16.4 In proving the service of any notice, it will be sufficient to prove, in the case of a letter, that such letter was properly addressed, stamped and placed in the post and, in the case of an email, that such email was sent to the specified email address of the addressee.

16.5  The provisions of this clause will not apply to the service of any proceedings or other documents in any legal action.

17.1 ASSIGNMENT AND TRANSFER.

(a) We may assign or transfer our rights and obligations under the Contract to another entity but will always notify you in writing if this happens.

(b) You may only assign or transfer your rights or your obligations under the Contract to another person if we agree in writing.

17.2 Variation.
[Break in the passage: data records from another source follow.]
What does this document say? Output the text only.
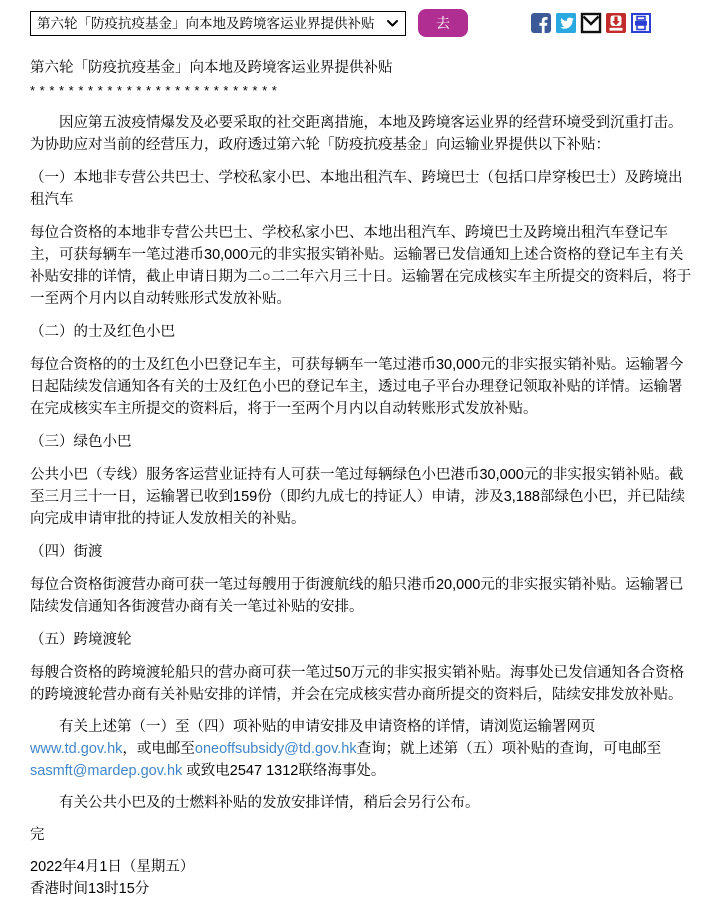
第六轮「防疫抗疫基金」向本地及跨境客运业界提供补贴
去
第六轮「防疫抗疫基金」向本地及跨境客运业界提供补贴
* * * * * * * * * * * * * * * * * * * * * * * * * *

　　因应第五波疫情爆发及必要采取的社交距离措施，本地及跨境客运业界的经营环境受到沉重打击。为协助应对当前的经营压力，政府透过第六轮「防疫抗疫基金」向运输业界提供以下补贴：

（一）本地非专营公共巴士、学校私家小巴、本地出租汽车、跨境巴士（包括口岸穿梭巴士）及跨境出租汽车

每位合资格的本地非专营公共巴士、学校私家小巴、本地出租汽车、跨境巴士及跨境出租汽车登记车主，可获每辆车一笔过港币30,000元的非实报实销补贴。运输署已发信通知上述合资格的登记车主有关补贴安排的详情，截止申请日期为二○二二年六月三十日。运输署在完成核实车主所提交的资料后，将于一至两个月内以自动转账形式发放补贴。

（二）的士及红色小巴

每位合资格的的士及红色小巴登记车主，可获每辆车一笔过港币30,000元的非实报实销补贴。运输署今日起陆续发信通知各有关的士及红色小巴的登记车主，透过电子平台办理登记领取补贴的详情。运输署在完成核实车主所提交的资料后，将于一至两个月内以自动转账形式发放补贴。

（三）绿色小巴

公共小巴（专线）服务客运营业证持有人可获一笔过每辆绿色小巴港币30,000元的非实报实销补贴。截至三月三十一日，运输署已收到159份（即约九成七的持证人）申请，涉及3,188部绿色小巴，并已陆续向完成申请审批的持证人发放相关的补贴。

（四）街渡

每位合资格街渡营办商可获一笔过每艘用于街渡航线的船只港币20,000元的非实报实销补贴。运输署已陆续发信通知各街渡营办商有关一笔过补贴的安排。

（五）跨境渡轮

每艘合资格的跨境渡轮船只的营办商可获一笔过50万元的非实报实销补贴。海事处已发信通知各合资格的跨境渡轮营办商有关补贴安排的详情，并会在完成核实营办商所提交的资料后，陆续安排发放补贴。

　　有关上述第（一）至（四）项补贴的申请安排及申请资格的详情，请浏览运输署网页www.td.gov.hk，或电邮至oneoffsubsidy@td.gov.hk查询；就上述第（五）项补贴的查询，可电邮至sasmft@mardep.gov.hk 或致电2547 1312联络海事处。

　　有关公共小巴及的士燃料补贴的发放安排详情，稍后会另行公布。

完

2022年4月1日（星期五）
香港时间13时15分
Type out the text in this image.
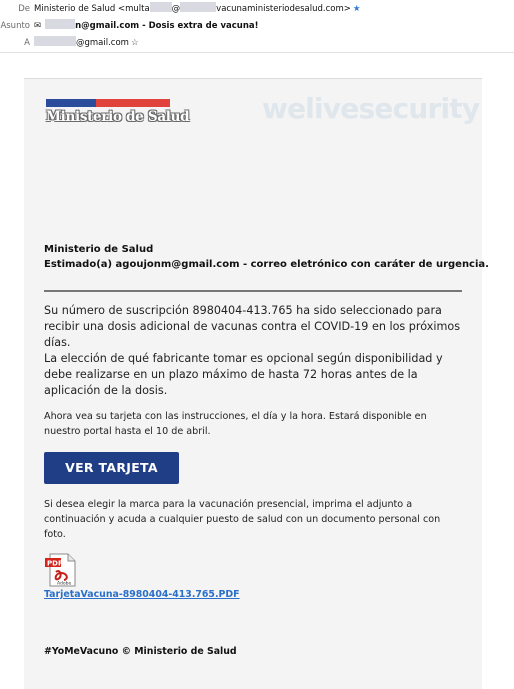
De Ministerio de Salud <multa	@	vacunaministeriodesalud.com> ★
Asunto ✉	n@gmail.com - Dosis extra de vacuna!
A	@gmail.com ☆
Ministerio de Salud	welivesecurity
Ministerio de Salud
Estimado(a) agoujonm@gmail.com - correo eletrónico con caráter de urgencia.
Su número de suscripción 8980404-413.765 ha sido seleccionado para recibir una dosis adicional de vacunas contra el COVID-19 en los próximos días.
La elección de qué fabricante tomar es opcional según disponibilidad y debe realizarse en un plazo máximo de hasta 72 horas antes de la aplicación de la dosis.
Ahora vea su tarjeta con las instrucciones, el día y la hora. Estará disponible en nuestro portal hasta el 10 de abril.
VER TARJETA
Si desea elegir la marca para la vacunación presencial, imprima el adjunto a continuación y acuda a cualquier puesto de salud con un documento personal con foto.
PDF
Adobe
TarjetaVacuna-8980404-413.765.PDF
#YoMeVacuno © Ministerio de Salud
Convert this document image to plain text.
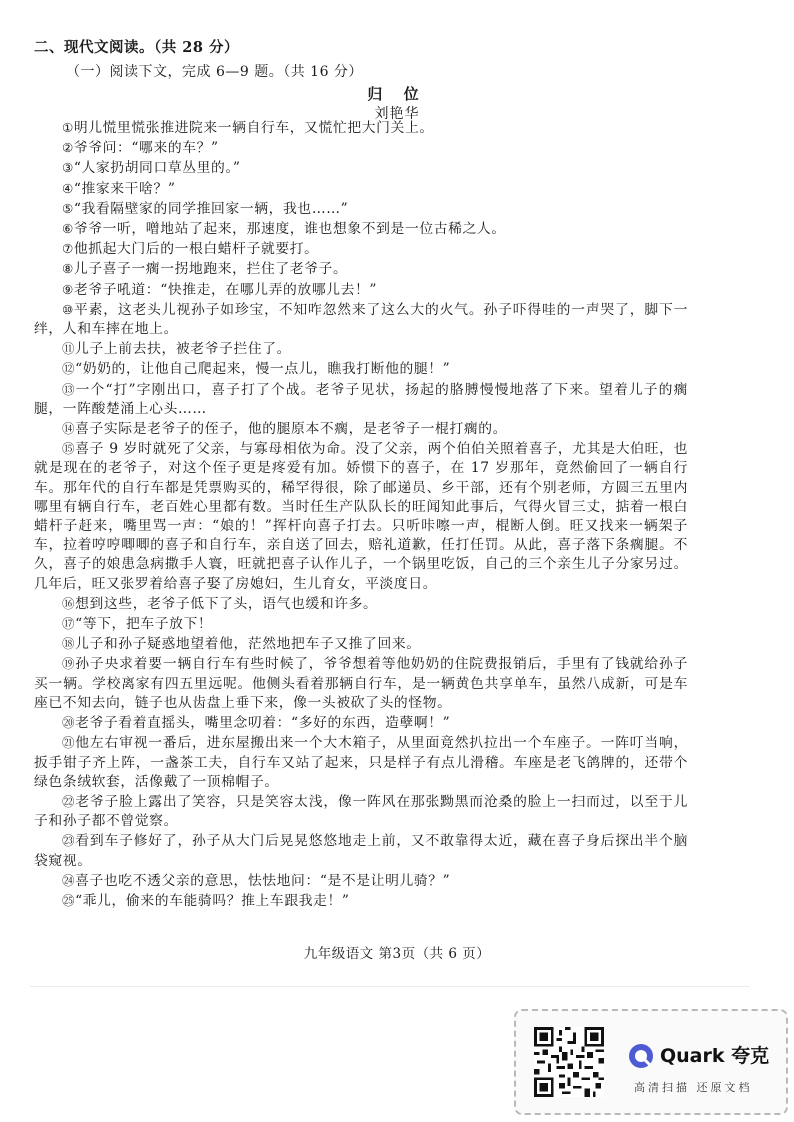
二、现代文阅读。（共 28 分）
（一）阅读下文，完成 6—9 题。（共 16 分）
归 位
刘艳华

①明儿慌里慌张推进院来一辆自行车，又慌忙把大门关上。

②爷爷问：“哪来的车？”

③“人家扔胡同口草丛里的。”

④“推家来干啥？”

⑤“我看隔壁家的同学推回家一辆，我也……”

⑥爷爷一听，噌地站了起来，那速度，谁也想象不到是一位古稀之人。

⑦他抓起大门后的一根白蜡杆子就要打。

⑧儿子喜子一瘸一拐地跑来，拦住了老爷子。

⑨老爷子吼道：“快推走，在哪儿弄的放哪儿去！”

⑩平素，这老头儿视孙子如珍宝，不知咋忽然来了这么大的火气。孙子吓得哇的一声哭了，脚下一绊，人和车摔在地上。

⑪儿子上前去扶，被老爷子拦住了。

⑫“奶奶的，让他自己爬起来，慢一点儿，瞧我打断他的腿！”

⑬一个“打”字刚出口，喜子打了个战。老爷子见状，扬起的胳膊慢慢地落了下来。望着儿子的瘸腿，一阵酸楚涌上心头……

⑭喜子实际是老爷子的侄子，他的腿原本不瘸，是老爷子一棍打瘸的。

⑮喜子 9 岁时就死了父亲，与寡母相依为命。没了父亲，两个伯伯关照着喜子，尤其是大伯旺，也就是现在的老爷子，对这个侄子更是疼爱有加。娇惯下的喜子，在 17 岁那年，竟然偷回了一辆自行车。那年代的自行车都是凭票购买的，稀罕得很，除了邮递员、乡干部，还有个别老师，方圆三五里内哪里有辆自行车，老百姓心里都有数。当时任生产队队长的旺闻知此事后，气得火冒三丈，掂着一根白蜡杆子赶来，嘴里骂一声：“娘的！”挥杆向喜子打去。只听咔嚓一声，棍断人倒。旺又找来一辆架子车，拉着哼哼唧唧的喜子和自行车，亲自送了回去，赔礼道歉，任打任罚。从此，喜子落下条瘸腿。不久，喜子的娘患急病撒手人寰，旺就把喜子认作儿子，一个锅里吃饭，自己的三个亲生儿子分家另过。几年后，旺又张罗着给喜子娶了房媳妇，生儿育女，平淡度日。

⑯想到这些，老爷子低下了头，语气也缓和许多。

⑰“等下，把车子放下！

⑱儿子和孙子疑惑地望着他，茫然地把车子又推了回来。

⑲孙子央求着要一辆自行车有些时候了，爷爷想着等他奶奶的住院费报销后，手里有了钱就给孙子买一辆。学校离家有四五里远呢。他侧头看着那辆自行车，是一辆黄色共享单车，虽然八成新，可是车座已不知去向，链子也从齿盘上垂下来，像一头被砍了头的怪物。

⑳老爷子看着直摇头，嘴里念叨着：“多好的东西，造孽啊！”

㉑他左右审视一番后，进东屋搬出来一个大木箱子，从里面竟然扒拉出一个车座子。一阵叮当响，扳手钳子齐上阵，一盏茶工夫，自行车又站了起来，只是样子有点儿滑稽。车座是老飞鸽牌的，还带个绿色条绒软套，活像戴了一顶棉帽子。

㉒老爷子脸上露出了笑容，只是笑容太浅，像一阵风在那张黝黑而沧桑的脸上一扫而过，以至于儿子和孙子都不曾觉察。

㉓看到车子修好了，孙子从大门后晃晃悠悠地走上前，又不敢靠得太近，藏在喜子身后探出半个脑袋窥视。

㉔喜子也吃不透父亲的意思，怯怯地问：“是不是让明儿骑？”

㉕“乖儿，偷来的车能骑吗？推上车跟我走！”

九年级语文 第3页（共 6 页）
Quark 夸克
高清扫描 还原文档
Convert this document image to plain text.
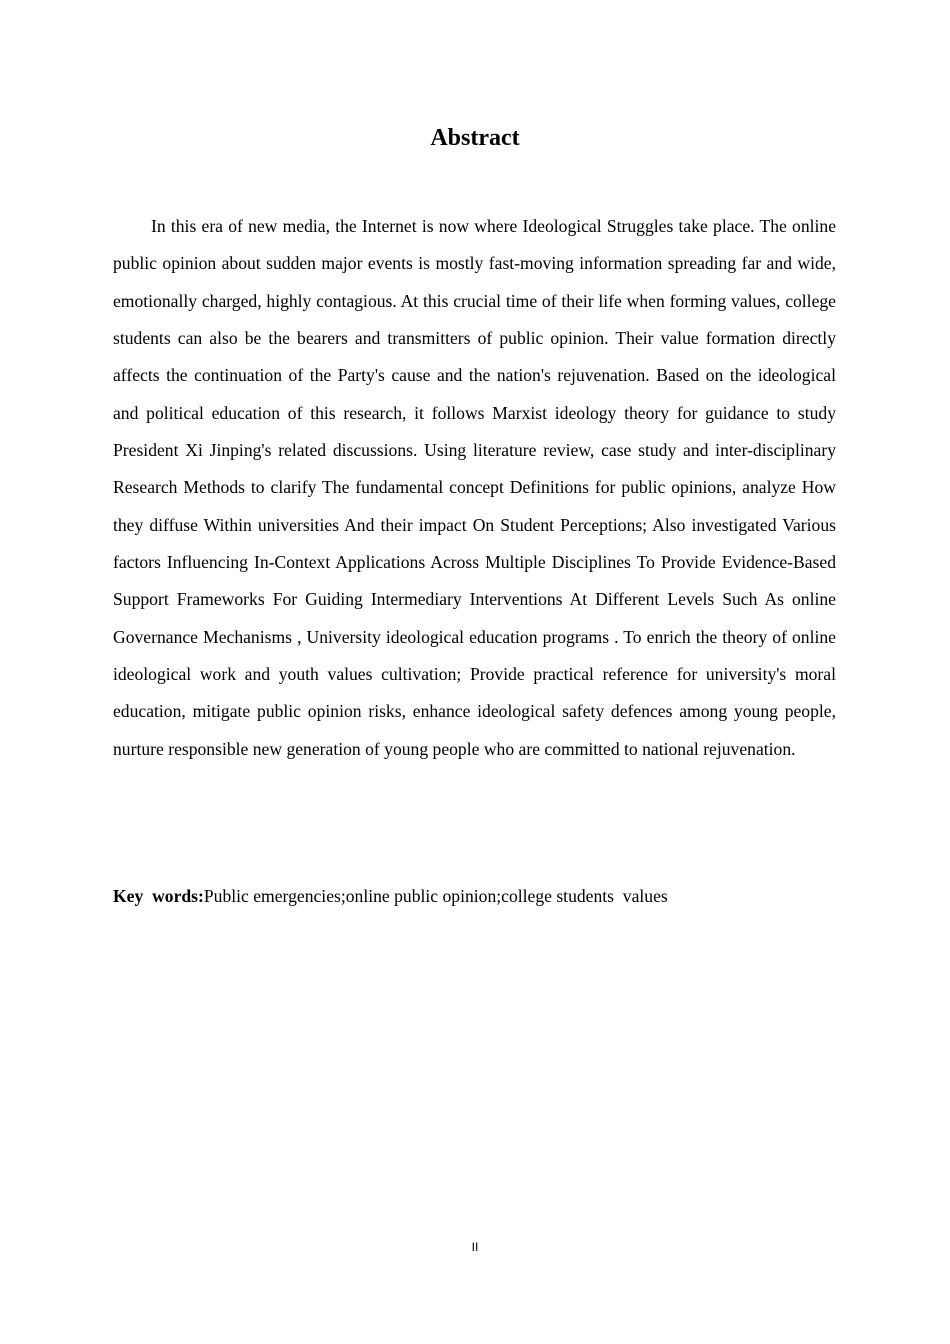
Abstract

In this era of new media, the Internet is now where Ideological Struggles take place. The online public opinion about sudden major events is mostly fast-moving information spreading far and wide, emotionally charged, highly contagious. At this crucial time of their life when forming values, college students can also be the bearers and transmitters of public opinion. Their value formation directly affects the continuation of the Party's cause and the nation's rejuvenation. Based on the ideological and political education of this research, it follows Marxist ideology theory for guidance to study President Xi Jinping's related discussions. Using literature review, case study and inter-disciplinary Research Methods to clarify The fundamental concept Definitions for public opinions, analyze How they diffuse Within universities And their impact On Student Perceptions; Also investigated Various factors Influencing In-Context Applications Across Multiple Disciplines To Provide Evidence-Based Support Frameworks For Guiding Intermediary Interventions At Different Levels Such As online Governance Mechanisms , University ideological education programs . To enrich the theory of online ideological work and youth values cultivation; Provide practical reference for university's moral education, mitigate public opinion risks, enhance ideological safety defences among young people, nurture responsible new generation of young people who are committed to national rejuvenation.

Key  words:Public emergencies;online public opinion;college students  values

II
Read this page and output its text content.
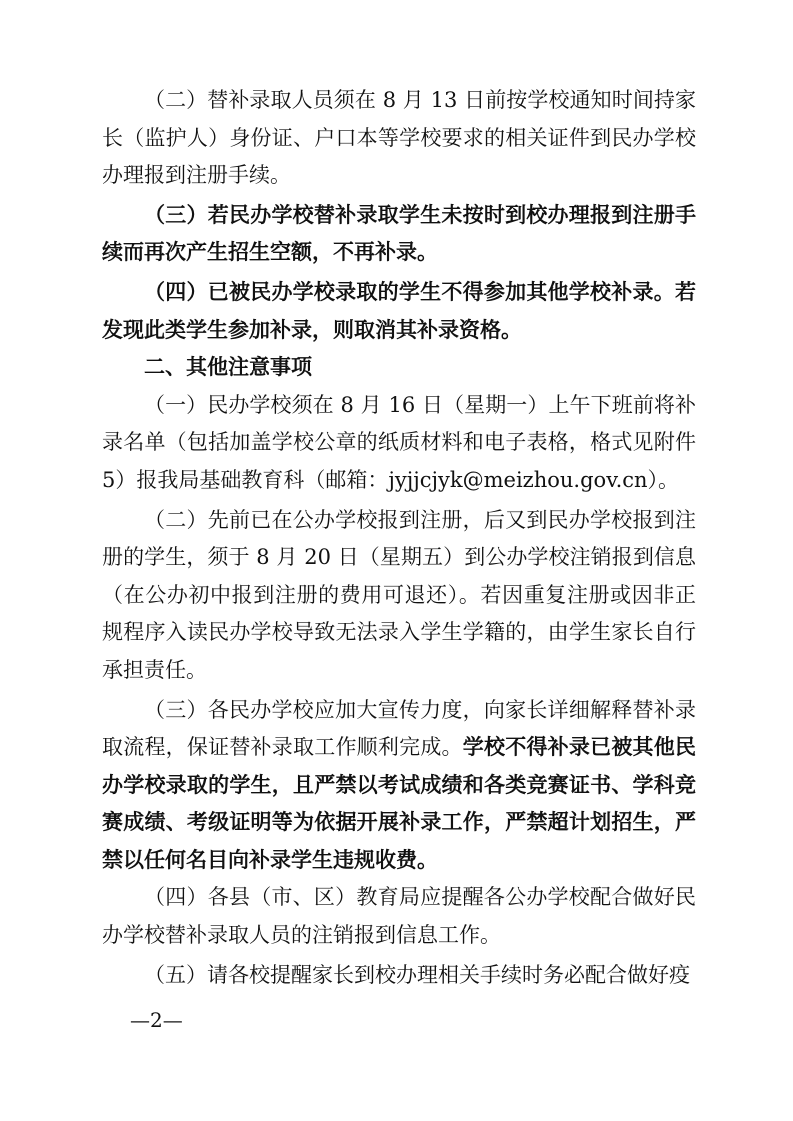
（二）替补录取人员须在 8 月 13 日前按学校通知时间持家长（监护人）身份证、户口本等学校要求的相关证件到民办学校办理报到注册手续。

（三）若民办学校替补录取学生未按时到校办理报到注册手续而再次产生招生空额，不再补录。

（四）已被民办学校录取的学生不得参加其他学校补录。若发现此类学生参加补录，则取消其补录资格。

二、其他注意事项

（一）民办学校须在 8 月 16 日（星期一）上午下班前将补录名单（包括加盖学校公章的纸质材料和电子表格，格式见附件 5）报我局基础教育科（邮箱：jyjjcjyk@meizhou.gov.cn）。

（二）先前已在公办学校报到注册，后又到民办学校报到注册的学生，须于 8 月 20 日（星期五）到公办学校注销报到信息（在公办初中报到注册的费用可退还）。若因重复注册或因非正规程序入读民办学校导致无法录入学生学籍的，由学生家长自行承担责任。

（三）各民办学校应加大宣传力度，向家长详细解释替补录取流程，保证替补录取工作顺利完成。学校不得补录已被其他民办学校录取的学生，且严禁以考试成绩和各类竞赛证书、学科竞赛成绩、考级证明等为依据开展补录工作，严禁超计划招生，严禁以任何名目向补录学生违规收费。

（四）各县（市、区）教育局应提醒各公办学校配合做好民办学校替补录取人员的注销报到信息工作。

（五）请各校提醒家长到校办理相关手续时务必配合做好疫

—2—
Any variation of the Contract only has effect if it is in writing and signed by you and us (or our respective authorised representatives).

17.3  Waiver. If we do not insist that you perform any of your obligations under the Contract, or if we do not enforce our rights against you, or if we delay in doing so, that will not mean that we have waived our rights against you or that you do not have to comply with those obligations. If we do waive any rights, we will only do so in writing, and that will not mean that we will automatically waive any right related to any later default by you.

17.4 Severance. Each paragraph of these Terms operates separately. If any court or relevant authority decides that any of them is unlawful or unenforceable, the remaining paragraphs will remain in full force and effect.

17.5 Third party rights. The Contract is between you and us. No other person has any rights to enforce any of its terms.

17.6 Governing law and jurisdiction. The Contract is governed by English law and we each irrevocably agree to submit all disputes arising out of or in connection with the Contract to the exclusive jurisdiction of the English courts.